# Toric blow-up

In this section, we will consider the blow-up of toric varieties, and in particular how the combinatorial description (polytope or fan) changes under this operation. We will particularly consider the example of ${\displaystyle \mathbb {P} ^{2}}$ with the usual action of the torus, looking both at the symplectic and the algebro-geometric side of the theory. Let us first recall briefly the construction of the fan associated to a toric variety. Suppose ${\displaystyle X}$ is an affine toric variety over ${\displaystyle \mathbb {C} }$, of dimension ${\displaystyle n}$. By construction, ${\displaystyle X}$ has an open orbit isomorphic to ${\displaystyle (\mathbb {C} ^{\ast })^{n}.}$ Further, the ${\displaystyle \mathbb {Z} }$-module ${\displaystyle \mathrm {Hom} (\mathbb {C} ^{\ast },(\mathbb {C} ^{\ast })^{n})}$ of homomorphisms of algebraic groups is free of rank ${\displaystyle n}$. We say that an element ${\displaystyle \psi \in \mathrm {Hom} (\mathbb {C} ^{\ast },(\mathbb {C} ^{\ast })^{n})}$converges in ${\displaystyle X}$ if there is a map ${\displaystyle {\bar {\psi }}\colon \mathbb {C} \to X\supseteq (\mathbb {C} ^{\ast })^{n}}$ such that

${\displaystyle {\bar {\psi }}\mid _{\mathbb {C} ^{\ast }}=\psi .}$
Define the polyhedral cone associated to ${\displaystyle X}$ to be the cone
${\displaystyle \sigma \subseteq \mathrm {Hom} (\mathbb {C} ^{\ast },(\mathbb {C} ^{\ast })^{n})\otimes _{\mathbb {Z} }\mathbb {Q} }$
generated by the convergent morphisms. If ${\displaystyle X}$ is not necessarily affine, we can cover ${\displaystyle X}$ with finitely many open affine toric subvarieties, and we can patch the polyhedral cones together to obtain a fan . As it turns out, this combinatorial object determines the toric variety up to isomorphism.

Exercise 8.2

Find the polyhedral cone associated to ${\displaystyle \mathbb {C} ^{n}}$ and ${\displaystyle \mathbb {P} ^{n}}$ with the usual torus actions.
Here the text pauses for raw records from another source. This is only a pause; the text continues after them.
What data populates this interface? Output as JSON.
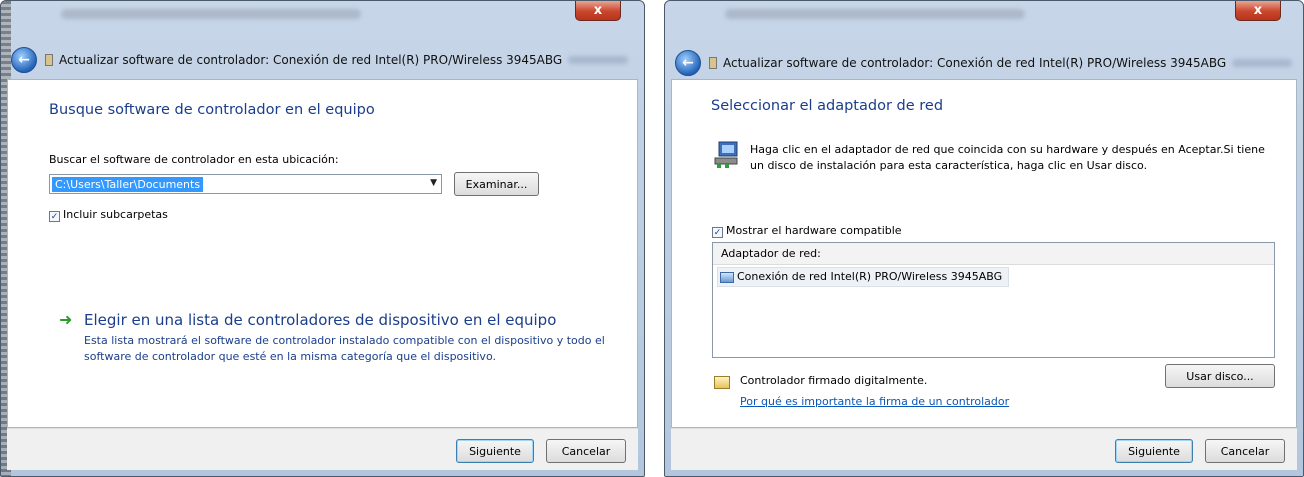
{
  "dialog1": {
    "close_label": "x",
    "nav_title": "Actualizar software de controlador: Conexión de red Intel(R) PRO/Wireless 3945ABG",
    "heading": "Busque software de controlador en el equipo",
    "search_label": "Buscar el software de controlador en esta ubicación:",
    "path_value": "C:\\Users\\Taller\\Documents",
    "browse_button": "Examinar...",
    "include_subfolders": "Incluir subcarpetas",
    "choose_link_title": "Elegir en una lista de controladores de dispositivo en el equipo",
    "choose_link_desc": "Esta lista mostrará el software de controlador instalado compatible con el dispositivo y todo el software de controlador que esté en la misma categoría que el dispositivo.",
    "next_button": "Siguiente",
    "cancel_button": "Cancelar"
  },
  "dialog2": {
    "close_label": "x",
    "nav_title": "Actualizar software de controlador: Conexión de red Intel(R) PRO/Wireless 3945ABG",
    "heading": "Seleccionar el adaptador de red",
    "instructions": "Haga clic en el adaptador de red que coincida con su hardware y después en Aceptar.Si tiene un disco de instalación para esta característica, haga clic en Usar disco.",
    "show_compatible": "Mostrar el hardware compatible",
    "list_header": "Adaptador de red:",
    "list_items": [
      "Conexión de red Intel(R) PRO/Wireless 3945ABG"
    ],
    "signed_text": "Controlador firmado digitalmente.",
    "have_disk_button": "Usar disco...",
    "why_link": "Por qué es importante la firma de un controlador",
    "next_button": "Siguiente",
    "cancel_button": "Cancelar"
  },
  "colors": {
    "heading_blue": "#1a3e8c",
    "link_blue": "#0a57b8",
    "selection_blue": "#3399ff",
    "close_red": "#c9452c"
  },
  "icons": {
    "back": "back-arrow-icon",
    "close": "close-icon",
    "green_arrow": "green-arrow-icon",
    "network_adapter": "network-adapter-icon",
    "signed_driver": "signed-driver-icon"
  }
}
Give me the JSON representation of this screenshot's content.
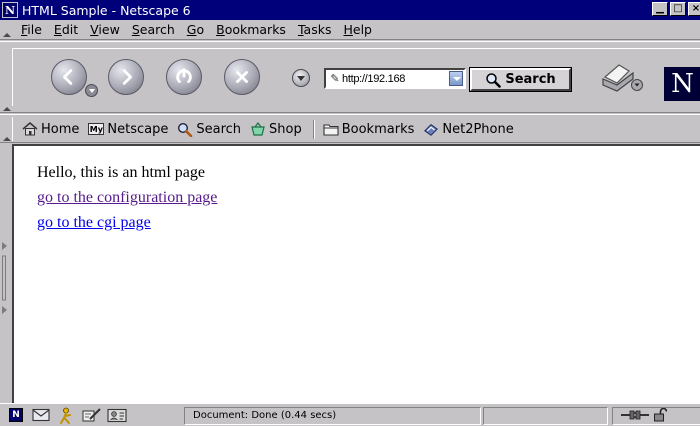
{
  "window": {
    "title": "HTML Sample - Netscape 6",
    "app_icon_letter": "N",
    "minimize": "▁",
    "maximize": "□",
    "close": "×"
  },
  "menu": [
    "File",
    "Edit",
    "View",
    "Search",
    "Go",
    "Bookmarks",
    "Tasks",
    "Help"
  ],
  "navigation": {
    "url": "http://192.168",
    "search_label": "Search",
    "logo_letter": "N"
  },
  "personal_toolbar": {
    "home": "Home",
    "netscape": "Netscape",
    "netscape_icon": "My",
    "search": "Search",
    "shop": "Shop",
    "bookmarks": "Bookmarks",
    "net2phone": "Net2Phone"
  },
  "page": {
    "greeting": "Hello, this is an html page",
    "link_config": "go to the configuration page",
    "link_cgi": "go to the cgi page"
  },
  "status": {
    "text": "Document: Done (0.44 secs)",
    "netscape_icon_letter": "N"
  },
  "colors": {
    "title_bar": "#00007b",
    "visited_link": "#551a8b",
    "link": "#0000ee"
  }
}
Now let us consider the variety

${\displaystyle \mathrm {Bl} _{0}\,\mathbb {C} ^{2}:=\{((x,y),[a:b])\in \mathbb {C} ^{2}\times _{\mathbb {C} }\mathbb {P} ^{1}\colon ax-by=0\}}$
with the torus action
${\displaystyle (t_{1},t_{2})\cdot ((x,y),[a:b]):=((t_{1}x,t_{2}y),[t_{1}a:t_{2}b]).}$
This variety can be covered by open affine toric subvarieties given by ${\displaystyle a\not =0}$ and ${\displaystyle b\not =0}$. We know that any homomorphism of algebraic groups
${\displaystyle \mathbb {C} ^{\ast }\to (\mathbb {C} ^{\ast })^{2}}$
is given by
${\displaystyle t\mapsto (t^{k_{1}},t^{k_{2}})}$
with ${\displaystyle k_{j}\in \mathbb {Z} }$ for ${\displaystyle j=1,2}$. Therefore, in order for such a morphism to converge, we must have ${\displaystyle k_{i}\geq 0}$ for ${\displaystyle i=1,2}$. Furthermore, we have
${\displaystyle [t^{k_{1}}:t^{k_{2}}]=[1:t^{k_{2}-k_{1}}],}$
so (as "${\displaystyle [1:\infty ]=[0:1]}$"), we also obtain the condition that ${\displaystyle k_{2}\geq k_{1}}$. Putting things together, we find that the fan associated to ${\displaystyle \mathrm {Bl} _{0}\,\mathbb {C} ^{2}}$ consists of the cones generated by ${\displaystyle (1,0),(1,1)}$ and ${\displaystyle (1,1),(0,1)}$. Using a very similar argument, we can show that the fan associated to ${\displaystyle \mathrm {Bl} _{[0:1:1]}\,\mathbb {P} ^{2}}$ consists of the cones generated by ${\displaystyle (1,0),(1,1)}$, ${\displaystyle (1,1),(0,1)}$, ${\displaystyle (0,1),(-1,-1)}$ and ${\displaystyle (-1,-1),(1,0)}$, so it arises from the fan of ${\displaystyle \mathbb {P} ^{2}}$ by adding an extra ray. This corresponds to the fact that the polytope of a blow-up (in a fixed point) corresponds to chopping off the vertex coming from this fixed point.